A fund controlled by the New York-based REIT purchased a 1.2-acre plot known as Boynton Gateway in Somerville, JLL Capital Markets, which brokered the deal, announced Monday.
In addition to the land, which was acquired from a group of undisclosed sellers, the fund purchased a leasehold interest in an adjacent, 252-space parking garage. Columbia, which trades on the New York Stock Exchange under the ticker symbol CXP, plans to develop a life sciences building on the combined parcels, which are at 64 and 68 Webster Ave., 495, 497, 513 and 517 Columbia St. and 6 Beach Ave., with the garage at 481 Columbia.
The brokerage also arranged $24M in acquisition financing for the purchase from the Bank of New England. JLL said CXP intends to build a life sciences facility at the site near the incoming MBTA Green Line Union Square station slated to be completed next winter.
A representative for CXP confirmed the sale closed last week but declined to comment further.

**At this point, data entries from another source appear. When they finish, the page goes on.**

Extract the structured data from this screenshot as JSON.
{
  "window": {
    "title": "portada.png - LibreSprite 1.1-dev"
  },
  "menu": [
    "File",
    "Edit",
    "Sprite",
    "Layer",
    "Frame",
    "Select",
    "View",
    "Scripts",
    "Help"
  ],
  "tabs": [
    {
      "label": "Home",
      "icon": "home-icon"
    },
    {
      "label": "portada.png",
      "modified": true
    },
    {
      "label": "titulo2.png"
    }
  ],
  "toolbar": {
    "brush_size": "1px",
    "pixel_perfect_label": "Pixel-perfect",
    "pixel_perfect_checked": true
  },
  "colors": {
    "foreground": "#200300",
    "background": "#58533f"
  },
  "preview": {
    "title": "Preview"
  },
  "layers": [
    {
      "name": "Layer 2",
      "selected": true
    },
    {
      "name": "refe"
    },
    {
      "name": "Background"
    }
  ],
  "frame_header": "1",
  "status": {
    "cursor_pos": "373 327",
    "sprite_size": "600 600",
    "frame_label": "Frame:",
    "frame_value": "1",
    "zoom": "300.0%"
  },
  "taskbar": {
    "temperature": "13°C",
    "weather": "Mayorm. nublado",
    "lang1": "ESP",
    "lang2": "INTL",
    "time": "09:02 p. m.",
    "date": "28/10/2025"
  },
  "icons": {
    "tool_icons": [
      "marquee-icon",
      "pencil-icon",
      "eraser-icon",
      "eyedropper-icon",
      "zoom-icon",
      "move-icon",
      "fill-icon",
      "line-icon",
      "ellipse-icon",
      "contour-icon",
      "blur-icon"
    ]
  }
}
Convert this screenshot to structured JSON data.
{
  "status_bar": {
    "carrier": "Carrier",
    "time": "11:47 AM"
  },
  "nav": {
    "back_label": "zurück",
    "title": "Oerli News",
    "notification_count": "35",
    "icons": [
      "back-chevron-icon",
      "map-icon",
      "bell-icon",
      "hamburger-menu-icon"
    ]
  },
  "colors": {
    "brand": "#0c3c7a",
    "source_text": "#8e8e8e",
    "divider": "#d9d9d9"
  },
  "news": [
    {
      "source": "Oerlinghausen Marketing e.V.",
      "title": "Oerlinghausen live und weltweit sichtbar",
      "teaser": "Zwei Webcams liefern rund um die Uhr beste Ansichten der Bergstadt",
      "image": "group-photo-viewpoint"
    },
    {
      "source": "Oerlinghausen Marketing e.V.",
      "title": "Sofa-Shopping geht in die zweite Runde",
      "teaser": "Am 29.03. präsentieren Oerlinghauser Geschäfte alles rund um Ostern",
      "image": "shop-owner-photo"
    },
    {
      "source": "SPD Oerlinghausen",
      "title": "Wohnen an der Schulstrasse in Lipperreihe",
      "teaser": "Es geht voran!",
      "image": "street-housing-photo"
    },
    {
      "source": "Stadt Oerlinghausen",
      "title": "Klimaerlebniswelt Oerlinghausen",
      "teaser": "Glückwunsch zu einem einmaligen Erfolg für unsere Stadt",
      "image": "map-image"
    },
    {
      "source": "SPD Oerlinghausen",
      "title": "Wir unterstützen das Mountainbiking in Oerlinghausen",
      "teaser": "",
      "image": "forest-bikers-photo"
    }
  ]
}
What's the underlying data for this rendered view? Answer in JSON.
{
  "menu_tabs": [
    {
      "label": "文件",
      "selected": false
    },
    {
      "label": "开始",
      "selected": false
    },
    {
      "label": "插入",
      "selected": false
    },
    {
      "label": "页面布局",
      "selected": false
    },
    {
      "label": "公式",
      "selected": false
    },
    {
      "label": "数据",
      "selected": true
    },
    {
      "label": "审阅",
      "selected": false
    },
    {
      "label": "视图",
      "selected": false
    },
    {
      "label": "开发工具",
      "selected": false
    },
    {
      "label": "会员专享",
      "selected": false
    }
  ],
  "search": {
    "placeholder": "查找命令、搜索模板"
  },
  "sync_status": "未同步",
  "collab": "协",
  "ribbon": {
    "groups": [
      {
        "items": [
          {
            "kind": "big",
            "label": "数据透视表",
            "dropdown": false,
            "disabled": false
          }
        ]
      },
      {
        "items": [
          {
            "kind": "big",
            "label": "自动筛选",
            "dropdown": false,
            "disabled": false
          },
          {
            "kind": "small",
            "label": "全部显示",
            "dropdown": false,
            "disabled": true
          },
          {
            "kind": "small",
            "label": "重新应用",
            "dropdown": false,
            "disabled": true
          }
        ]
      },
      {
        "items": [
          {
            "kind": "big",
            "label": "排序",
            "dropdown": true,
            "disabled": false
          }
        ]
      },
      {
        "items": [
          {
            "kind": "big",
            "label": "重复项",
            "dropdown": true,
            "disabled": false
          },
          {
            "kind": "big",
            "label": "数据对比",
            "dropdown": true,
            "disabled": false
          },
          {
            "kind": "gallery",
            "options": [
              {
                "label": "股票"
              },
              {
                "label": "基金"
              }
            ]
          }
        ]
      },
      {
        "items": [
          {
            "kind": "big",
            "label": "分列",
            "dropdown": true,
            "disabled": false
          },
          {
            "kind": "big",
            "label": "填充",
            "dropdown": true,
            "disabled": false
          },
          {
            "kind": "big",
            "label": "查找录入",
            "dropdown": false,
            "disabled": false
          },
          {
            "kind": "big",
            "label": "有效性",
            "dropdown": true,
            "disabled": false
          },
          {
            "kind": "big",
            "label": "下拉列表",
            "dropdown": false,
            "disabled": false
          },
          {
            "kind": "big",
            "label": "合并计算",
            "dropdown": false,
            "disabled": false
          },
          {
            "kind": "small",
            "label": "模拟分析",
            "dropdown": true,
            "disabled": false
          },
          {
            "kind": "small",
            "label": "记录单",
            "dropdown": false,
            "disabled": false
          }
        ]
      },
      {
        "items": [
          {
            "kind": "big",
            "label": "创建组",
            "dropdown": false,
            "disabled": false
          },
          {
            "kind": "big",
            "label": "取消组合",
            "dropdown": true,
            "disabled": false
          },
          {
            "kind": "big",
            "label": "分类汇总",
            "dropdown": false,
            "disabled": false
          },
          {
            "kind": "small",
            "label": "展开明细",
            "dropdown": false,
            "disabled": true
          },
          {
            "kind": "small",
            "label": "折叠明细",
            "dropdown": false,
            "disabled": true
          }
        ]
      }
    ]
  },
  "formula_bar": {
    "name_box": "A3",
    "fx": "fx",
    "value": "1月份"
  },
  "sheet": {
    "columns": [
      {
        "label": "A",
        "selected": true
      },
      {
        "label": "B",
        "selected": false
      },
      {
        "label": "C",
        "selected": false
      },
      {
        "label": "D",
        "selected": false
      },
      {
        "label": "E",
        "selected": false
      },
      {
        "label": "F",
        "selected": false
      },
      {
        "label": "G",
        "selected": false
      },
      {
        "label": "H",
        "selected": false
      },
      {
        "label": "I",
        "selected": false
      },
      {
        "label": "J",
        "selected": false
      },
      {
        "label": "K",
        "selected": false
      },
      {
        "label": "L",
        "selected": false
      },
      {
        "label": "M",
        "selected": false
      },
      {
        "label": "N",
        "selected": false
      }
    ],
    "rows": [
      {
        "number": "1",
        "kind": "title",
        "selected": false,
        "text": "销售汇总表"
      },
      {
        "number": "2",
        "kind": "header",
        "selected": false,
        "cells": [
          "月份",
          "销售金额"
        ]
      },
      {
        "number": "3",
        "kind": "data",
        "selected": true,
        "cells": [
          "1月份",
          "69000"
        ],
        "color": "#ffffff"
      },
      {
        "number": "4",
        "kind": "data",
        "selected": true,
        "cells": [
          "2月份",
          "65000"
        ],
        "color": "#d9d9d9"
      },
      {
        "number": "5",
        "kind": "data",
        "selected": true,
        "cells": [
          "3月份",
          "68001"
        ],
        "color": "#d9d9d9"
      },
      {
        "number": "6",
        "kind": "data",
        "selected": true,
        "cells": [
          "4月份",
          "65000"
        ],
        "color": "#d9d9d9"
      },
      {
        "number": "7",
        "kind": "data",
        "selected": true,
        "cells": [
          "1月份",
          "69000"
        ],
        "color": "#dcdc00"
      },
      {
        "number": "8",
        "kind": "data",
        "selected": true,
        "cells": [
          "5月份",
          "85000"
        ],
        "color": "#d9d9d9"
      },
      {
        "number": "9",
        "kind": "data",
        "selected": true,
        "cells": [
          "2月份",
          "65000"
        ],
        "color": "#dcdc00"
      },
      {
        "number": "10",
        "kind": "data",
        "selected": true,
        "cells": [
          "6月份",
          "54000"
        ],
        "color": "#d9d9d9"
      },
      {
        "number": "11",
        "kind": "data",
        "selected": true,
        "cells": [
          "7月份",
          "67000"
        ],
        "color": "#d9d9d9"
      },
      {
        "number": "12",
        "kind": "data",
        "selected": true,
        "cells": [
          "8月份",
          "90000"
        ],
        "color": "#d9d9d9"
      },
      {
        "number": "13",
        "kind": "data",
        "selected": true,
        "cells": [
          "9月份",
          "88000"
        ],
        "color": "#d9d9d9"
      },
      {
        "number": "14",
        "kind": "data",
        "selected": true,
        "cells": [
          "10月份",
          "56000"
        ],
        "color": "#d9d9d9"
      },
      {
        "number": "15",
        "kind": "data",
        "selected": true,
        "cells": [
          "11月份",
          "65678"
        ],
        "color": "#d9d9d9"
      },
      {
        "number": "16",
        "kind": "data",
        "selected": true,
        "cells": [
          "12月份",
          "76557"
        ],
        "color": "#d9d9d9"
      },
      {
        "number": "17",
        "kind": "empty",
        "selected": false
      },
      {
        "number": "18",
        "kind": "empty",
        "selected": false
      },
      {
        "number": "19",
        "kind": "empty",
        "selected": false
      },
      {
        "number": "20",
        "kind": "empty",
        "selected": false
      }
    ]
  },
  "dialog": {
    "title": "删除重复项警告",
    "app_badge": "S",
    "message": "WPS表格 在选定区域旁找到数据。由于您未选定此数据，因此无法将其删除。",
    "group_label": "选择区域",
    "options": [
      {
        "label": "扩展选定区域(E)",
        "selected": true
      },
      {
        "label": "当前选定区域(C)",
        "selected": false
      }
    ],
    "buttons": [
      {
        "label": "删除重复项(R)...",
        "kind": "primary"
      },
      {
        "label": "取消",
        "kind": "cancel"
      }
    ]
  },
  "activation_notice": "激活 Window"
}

Boynton Gateway sits just over a mile away from Kendall Square, the life sciences hub where office vacancies sit at 3.2%, according to Cushman & Wakefield’s Q3 2020 office report. The sellers and the owner of the garage were not disclosed by JLL, but public records show five different trusts own the various sites.
The assets were purchased by the Normandy Opportunity Zone Fund LP, a fund advised by Columbia Real Estate Management. CXP closed on the purchase of Normandy Real Estate Partners earlier this year in a $100M cash and stock deal, and it took control of the management in the QOF, as well as its 2% equity stake in the fund. Bisnow previously reported the fund was targeting a $250M capital raise.
The opportunity zone program, which allows investors in QOFs to bypass capital gains taxes if the funds improve or develop assets in designated census tracts and hold them for 10 years, has come under scrutiny for hastening gentrification and not helping the areas that need it. Not only could the investors in Normandy QOF see their capital gains go untaxed if they hold the investment for the next decade, but any company that moves to the development could see its own tax benefit from the opportunity zone program — assuming it lives on, which is not guaranteed.